FWIW, Thingiverse has custom wallplate scripts, so you can print your own keystone/Decora/etc. plates, then add the appropriate hardware.
Most dumb NFC tags are not even remotely secure (especially mifare ones). Can be cloned in a breeze.
NTag are a little bit safer (you can use password to lock after X read attempts) but are sensible to man in the middle attack.
Most advanced NFC tags are inaccessible behind their NDA walls.
Darn!
While reading this, I was hoping I could use my work badge for my house too!
(unique identifier)
True. You have to ask yourself who your attackers are. If you want to keep some hooligans out of your garage, they’re probably not packing NFC scanners.
I like the “password after X attempts” approach. Do you have any other tips for contactless security?
My Deadbolt is an NFC lock paired to my hand. This is what I say every time as well. Any idiot can learn how to pick a lock or use a bump key. I’m not protecting anything that someone with enough resources and intelligence to “hack my hand” would need to steal as they’re already clever enough to make it not worth it. NFC is almost impossible to read at long ranges without a stupid large antenna, the physics just don’t let it. Hell I can hardly get my phone to read it half the time.

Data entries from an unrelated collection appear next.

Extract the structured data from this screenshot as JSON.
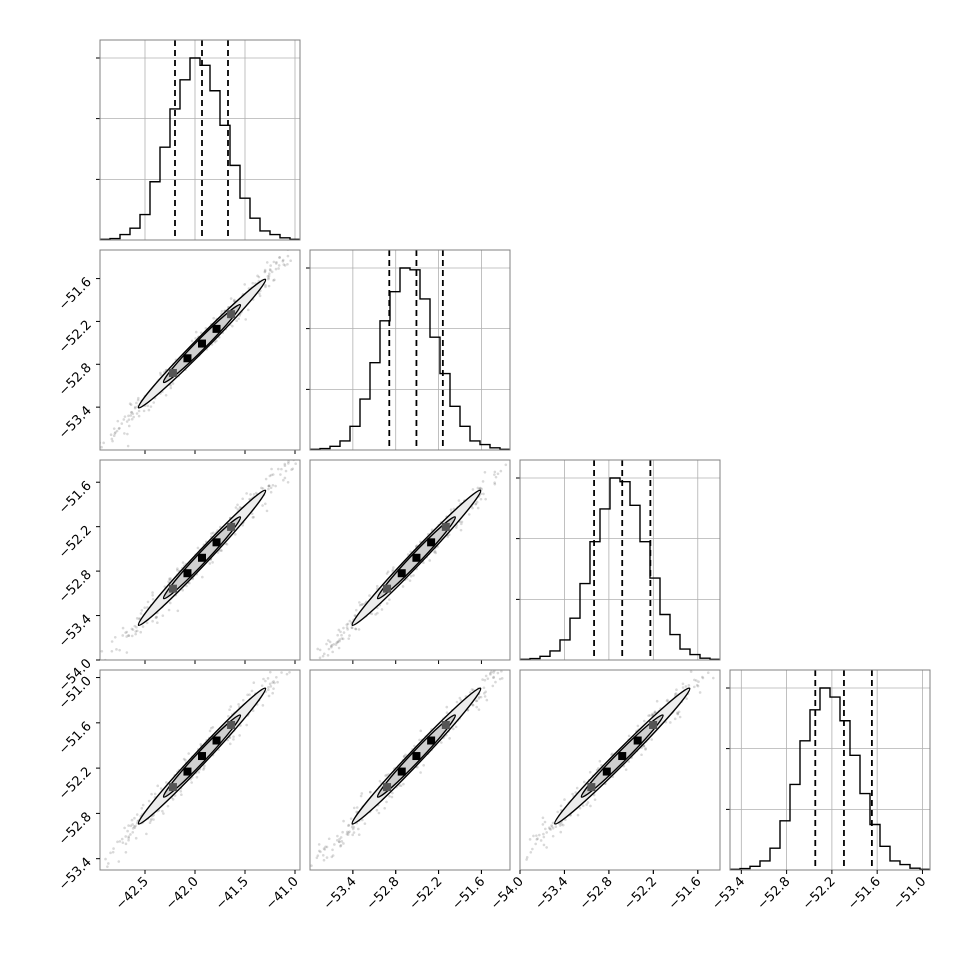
{
  "chart_data": {
    "type": "corner",
    "parameters": 4,
    "histogram_bins": 20,
    "colors": {
      "line": "#000000",
      "grid": "#b0b0b0",
      "frame": "#808080",
      "scatter": "#666666"
    },
    "quantile_lines": "dashed",
    "grid": true,
    "axes": [
      {
        "range": [
          -42.95,
          -40.95
        ],
        "ticks": [
          {
            "value": -42.5,
            "label": "−42.5"
          },
          {
            "value": -42.0,
            "label": "−42.0"
          },
          {
            "value": -41.5,
            "label": "−41.5"
          },
          {
            "value": -41.0,
            "label": "−41.0"
          }
        ],
        "quantiles": [
          -42.2,
          -41.93,
          -41.67
        ],
        "hist_counts": [
          0.4,
          0.8,
          3,
          6.5,
          14,
          32,
          51,
          72,
          88,
          100,
          96,
          82,
          63,
          41,
          23,
          12,
          5,
          3,
          1.2,
          0.4
        ]
      },
      {
        "range": [
          -54.0,
          -51.2
        ],
        "ticks": [
          {
            "value": -53.4,
            "label": "−53.4"
          },
          {
            "value": -52.8,
            "label": "−52.8"
          },
          {
            "value": -52.2,
            "label": "−52.2"
          },
          {
            "value": -51.6,
            "label": "−51.6"
          }
        ],
        "quantiles": [
          -52.89,
          -52.51,
          -52.14
        ],
        "hist_counts": [
          0.4,
          0.8,
          2,
          5,
          13,
          28,
          48,
          71,
          87,
          100,
          99,
          83,
          62,
          42,
          24,
          13,
          5,
          3,
          1.2,
          0.4
        ]
      },
      {
        "range": [
          -54.0,
          -51.3
        ],
        "ticks": [
          {
            "value": -54.0,
            "label": "−54.0"
          },
          {
            "value": -53.4,
            "label": "−53.4"
          },
          {
            "value": -52.8,
            "label": "−52.8"
          },
          {
            "value": -52.2,
            "label": "−52.2"
          },
          {
            "value": -51.6,
            "label": "−51.6"
          }
        ],
        "quantiles": [
          -53.0,
          -52.62,
          -52.24
        ],
        "hist_counts": [
          0.4,
          0.8,
          2,
          5,
          11,
          23,
          42,
          65,
          83,
          100,
          98,
          85,
          65,
          45,
          25,
          14,
          6,
          3,
          1,
          0.4
        ]
      },
      {
        "range": [
          -53.55,
          -50.9
        ],
        "ticks": [
          {
            "value": -53.4,
            "label": "−53.4"
          },
          {
            "value": -52.8,
            "label": "−52.8"
          },
          {
            "value": -52.2,
            "label": "−52.2"
          },
          {
            "value": -51.6,
            "label": "−51.6"
          },
          {
            "value": -51.0,
            "label": "−51.0"
          }
        ],
        "quantiles": [
          -52.42,
          -52.04,
          -51.67
        ],
        "hist_counts": [
          0.4,
          0.8,
          2,
          5,
          12,
          27,
          47,
          71,
          88,
          100,
          95,
          82,
          63,
          42,
          25,
          13,
          5,
          3,
          1,
          0.4
        ]
      }
    ],
    "row_tick_overrides": {
      "2": [
        {
          "value": -51.6,
          "label": "−51.6"
        },
        {
          "value": -52.2,
          "label": "−52.2"
        },
        {
          "value": -52.8,
          "label": "−52.8"
        },
        {
          "value": -53.4,
          "label": "−53.4"
        },
        {
          "value": -54.0,
          "label": "−54.0"
        }
      ],
      "3": [
        {
          "value": -51.0,
          "label": "−51.0"
        },
        {
          "value": -51.6,
          "label": "−51.6"
        },
        {
          "value": -52.2,
          "label": "−52.2"
        },
        {
          "value": -52.8,
          "label": "−52.8"
        },
        {
          "value": -53.4,
          "label": "−53.4"
        }
      ]
    },
    "correlation": 0.99
  }
}
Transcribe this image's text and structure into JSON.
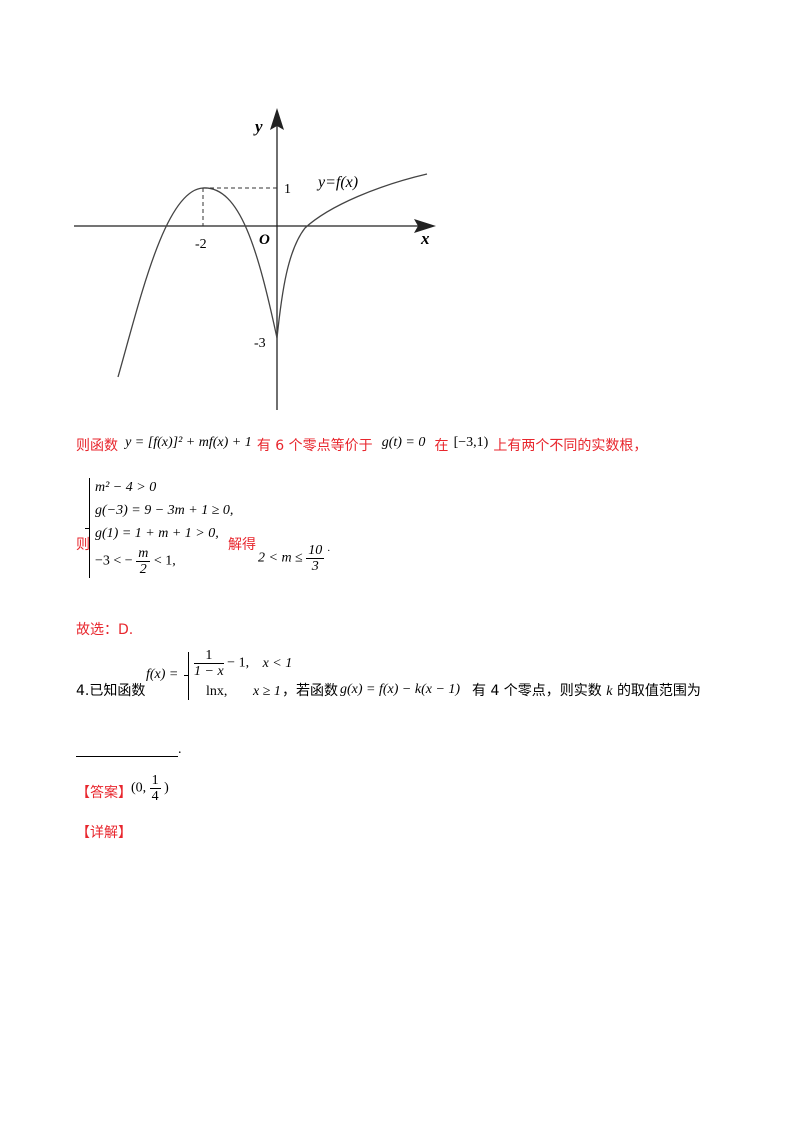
{
  "graph": {
    "y_axis": "y",
    "x_axis": "x",
    "origin": "O",
    "curve_label": "y=f(x)",
    "y_tick_1": "1",
    "y_tick_neg3": "-3",
    "x_tick_neg2": "-2"
  },
  "line1": {
    "text_a": "则函数",
    "formula_a": "y = [f(x)]² + mf(x) + 1",
    "text_b": "有 6 个零点等价于",
    "formula_b": "g(t) = 0",
    "text_c": "在",
    "formula_c": "[−3,1)",
    "text_d": "上有两个不同的实数根，"
  },
  "system": {
    "prefix": "则",
    "row1": "m² − 4 > 0",
    "row2": "g(−3) = 9 − 3m + 1 ≥ 0,",
    "row3": "g(1) = 1 + m + 1 > 0,",
    "row4_a": "−3 < −",
    "row4_num": "m",
    "row4_den": "2",
    "row4_b": "< 1,",
    "solve_label": "解得",
    "result_a": "2 < m ≤",
    "result_num": "10",
    "result_den": "3",
    "result_dot": "."
  },
  "conclusion": "故选：D.",
  "problem": {
    "number": "4.已知函数",
    "fx": "f(x) =",
    "case1_num": "1",
    "case1_den": "1 − x",
    "case1_tail": "− 1,",
    "case1_cond": "x < 1",
    "case2_expr": "lnx,",
    "case2_cond": "x ≥ 1",
    "text_if": "，若函数",
    "gx": "g(x) = f(x) − k(x − 1)",
    "text_have": "有 4 个零点，则实数",
    "k": "k",
    "text_range": "的取值范围为",
    "blank_end": "."
  },
  "answer": {
    "label": "【答案】",
    "value_a": "(0,",
    "value_num": "1",
    "value_den": "4",
    "value_b": ")"
  },
  "explain": {
    "label": "【详解】"
  }
}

The discussion finally comes to this “Well someone might cut your hand off to get into your house!”… I’ll just let them in dude.

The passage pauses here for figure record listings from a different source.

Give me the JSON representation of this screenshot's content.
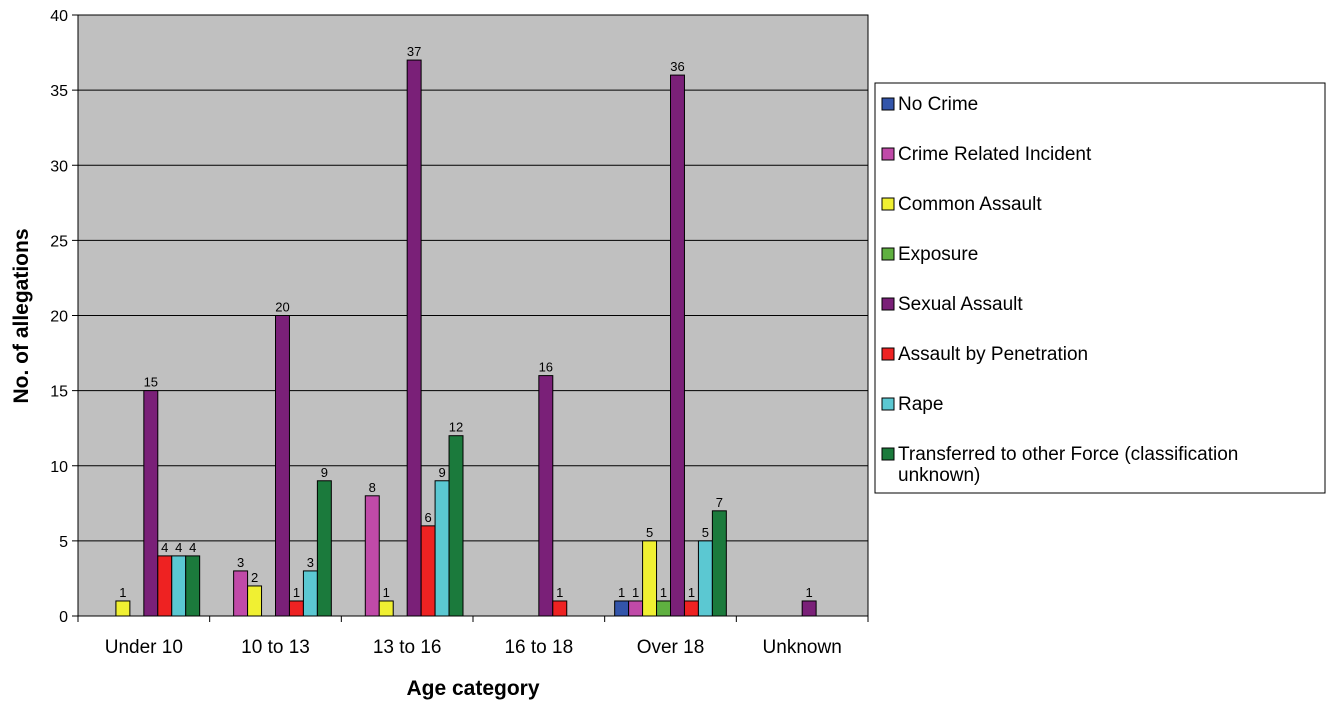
{
  "chart_data": {
    "type": "bar",
    "title": "",
    "xlabel": "Age category",
    "ylabel": "No. of allegations",
    "ylim": [
      0,
      40
    ],
    "yticks": [
      0,
      5,
      10,
      15,
      20,
      25,
      30,
      35,
      40
    ],
    "grid": true,
    "legend_position": "right",
    "plot_background": "#C0C0C0",
    "categories": [
      "Under 10",
      "10 to 13",
      "13 to 16",
      "16 to 18",
      "Over 18",
      "Unknown"
    ],
    "series": [
      {
        "name": "No Crime",
        "color": "#3355AA",
        "values": [
          0,
          0,
          0,
          0,
          1,
          0
        ]
      },
      {
        "name": "Crime Related Incident",
        "color": "#C04AA8",
        "values": [
          0,
          3,
          8,
          0,
          1,
          0
        ]
      },
      {
        "name": "Common Assault",
        "color": "#F0F032",
        "values": [
          1,
          2,
          1,
          0,
          5,
          0
        ]
      },
      {
        "name": "Exposure",
        "color": "#5FB040",
        "values": [
          0,
          0,
          0,
          0,
          1,
          0
        ]
      },
      {
        "name": "Sexual Assault",
        "color": "#7A2078",
        "values": [
          15,
          20,
          37,
          16,
          36,
          1
        ]
      },
      {
        "name": "Assault by Penetration",
        "color": "#EE2222",
        "values": [
          4,
          1,
          6,
          1,
          1,
          0
        ]
      },
      {
        "name": "Rape",
        "color": "#5BC8D2",
        "values": [
          4,
          3,
          9,
          0,
          5,
          0
        ]
      },
      {
        "name": "Transferred to other Force (classification unknown)",
        "legend_lines": [
          "Transferred to other Force (classification",
          "unknown)"
        ],
        "color": "#1B7A3C",
        "values": [
          4,
          9,
          12,
          0,
          7,
          0
        ]
      }
    ]
  }
}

Well, someone also might just open the NFC reader outside the flat/house and add his own MCU, I guess.
Any thief will just break the glasses on your window. I won’t bother opening the lock. The thief is there to steal so he doesn’t care if he breaks some glasses.

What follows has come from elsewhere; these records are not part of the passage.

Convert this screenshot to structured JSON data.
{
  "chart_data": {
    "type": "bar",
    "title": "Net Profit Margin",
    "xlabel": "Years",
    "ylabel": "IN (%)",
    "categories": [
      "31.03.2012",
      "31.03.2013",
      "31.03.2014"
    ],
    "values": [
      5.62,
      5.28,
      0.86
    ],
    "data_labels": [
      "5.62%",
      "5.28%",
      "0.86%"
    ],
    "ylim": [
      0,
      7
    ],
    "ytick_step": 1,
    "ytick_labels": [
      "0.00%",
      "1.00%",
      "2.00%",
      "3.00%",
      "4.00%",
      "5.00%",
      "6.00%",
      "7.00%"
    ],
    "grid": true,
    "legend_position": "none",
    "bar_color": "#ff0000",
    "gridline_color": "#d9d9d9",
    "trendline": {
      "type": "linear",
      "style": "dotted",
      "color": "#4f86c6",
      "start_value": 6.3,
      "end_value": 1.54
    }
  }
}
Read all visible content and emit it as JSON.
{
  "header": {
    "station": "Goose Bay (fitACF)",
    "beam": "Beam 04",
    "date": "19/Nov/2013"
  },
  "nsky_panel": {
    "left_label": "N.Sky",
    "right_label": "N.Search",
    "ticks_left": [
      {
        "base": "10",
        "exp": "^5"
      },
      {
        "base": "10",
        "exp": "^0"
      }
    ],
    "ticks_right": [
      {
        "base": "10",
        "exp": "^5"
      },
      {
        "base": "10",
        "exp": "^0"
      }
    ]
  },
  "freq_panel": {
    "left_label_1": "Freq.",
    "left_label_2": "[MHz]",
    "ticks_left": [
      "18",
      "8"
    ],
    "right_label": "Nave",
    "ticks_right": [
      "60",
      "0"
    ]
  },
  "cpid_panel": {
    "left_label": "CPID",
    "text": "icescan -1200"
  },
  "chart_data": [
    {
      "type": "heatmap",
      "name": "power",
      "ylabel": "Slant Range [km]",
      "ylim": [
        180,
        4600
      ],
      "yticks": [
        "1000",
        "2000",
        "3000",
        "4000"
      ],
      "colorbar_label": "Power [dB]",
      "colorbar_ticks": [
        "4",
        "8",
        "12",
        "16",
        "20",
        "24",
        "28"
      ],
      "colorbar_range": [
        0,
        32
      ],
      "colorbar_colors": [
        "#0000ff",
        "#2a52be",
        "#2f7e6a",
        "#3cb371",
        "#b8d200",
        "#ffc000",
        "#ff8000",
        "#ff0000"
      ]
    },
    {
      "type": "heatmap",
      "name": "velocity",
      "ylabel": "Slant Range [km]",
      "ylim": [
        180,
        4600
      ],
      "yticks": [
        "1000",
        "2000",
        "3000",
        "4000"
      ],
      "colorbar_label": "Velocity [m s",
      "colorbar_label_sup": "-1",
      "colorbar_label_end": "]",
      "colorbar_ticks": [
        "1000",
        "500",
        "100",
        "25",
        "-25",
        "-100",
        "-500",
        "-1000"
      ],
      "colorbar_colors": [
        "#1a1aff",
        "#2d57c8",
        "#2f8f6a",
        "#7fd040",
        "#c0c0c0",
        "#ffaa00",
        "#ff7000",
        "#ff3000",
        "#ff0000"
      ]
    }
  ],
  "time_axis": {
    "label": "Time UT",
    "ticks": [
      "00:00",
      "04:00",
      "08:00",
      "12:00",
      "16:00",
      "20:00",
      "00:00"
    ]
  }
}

https://globalnews.ca/news/5924994/high-end-suv-theft/
Sometimes a bug is easier to exploit than breaking a window. Not to mention window smashing draws attention.
Does the guy in the video uses a NFC below its skin?
Yes(i’m the guy in the video) I had a xNT nfc chip implanted in 2014 so i was showing it working with that as nfc implant folks were the main focus of who i made this for.
NFC rings, rfid key fobs and even an adhesive sticky dot can be used. You can use a simple ACR122U – NFC Reader/Writer and with free software program a time limit like hotels do for locks. In the software you can disable a tag if lost or stolen. Purchase a ring and a “hotel door lock” on AliExpress and get the free software. The reader/writer is also available dirt cheap.
I love it and would love to do it, but the IFTTT dependence is a deal breaker. Someone comes home during an internet outage *just once* and my whole family would be up in arms for me to put it back the way it was.
I REALLY wish more companies would give us local APIs instead of making us run everything through the damn cloud so they can sell our data.
Take a dump of my data once a week and sell it, I don’t care! Just don’t make my basic things like lights and locks internet dependant!
Companies don’t give you local APIs, b/c they don’t make money or snoop on your data.
If you want a local API, you’ve got to make it yourself.
https://hackaday.com/2020/01/15/automate-your-life-with-node-red-plus-a-dash-of-mqtt/
I defiantly understand the aversion to using IFTTT, when I made it the main goal was something that the not too technical could use and IFTTT fits that bill well. I did add in MQTT support for what it’s worth, and the code/hardware is totally open to being modified to best fit ones needs, in my home setup I actually just do direct http calls to my controller using these boards. Thanks! Matt(aka tmkthings)
Totally understand that feeling, I actually added MQTT support as i don’t use IFTTT primarily, but rather had included IFTTT support as I built this mainly for non-tech folks and IFTTT is the easy button of home automation. The hardware/software is also open so you’re welcome to modify either to better fit your needs/desires.
How much does it all cost I am homeless, but I would like to put this on my tent 🏕 in the forest 🌳 on a hell of somebody else’s property who don’t know I am there.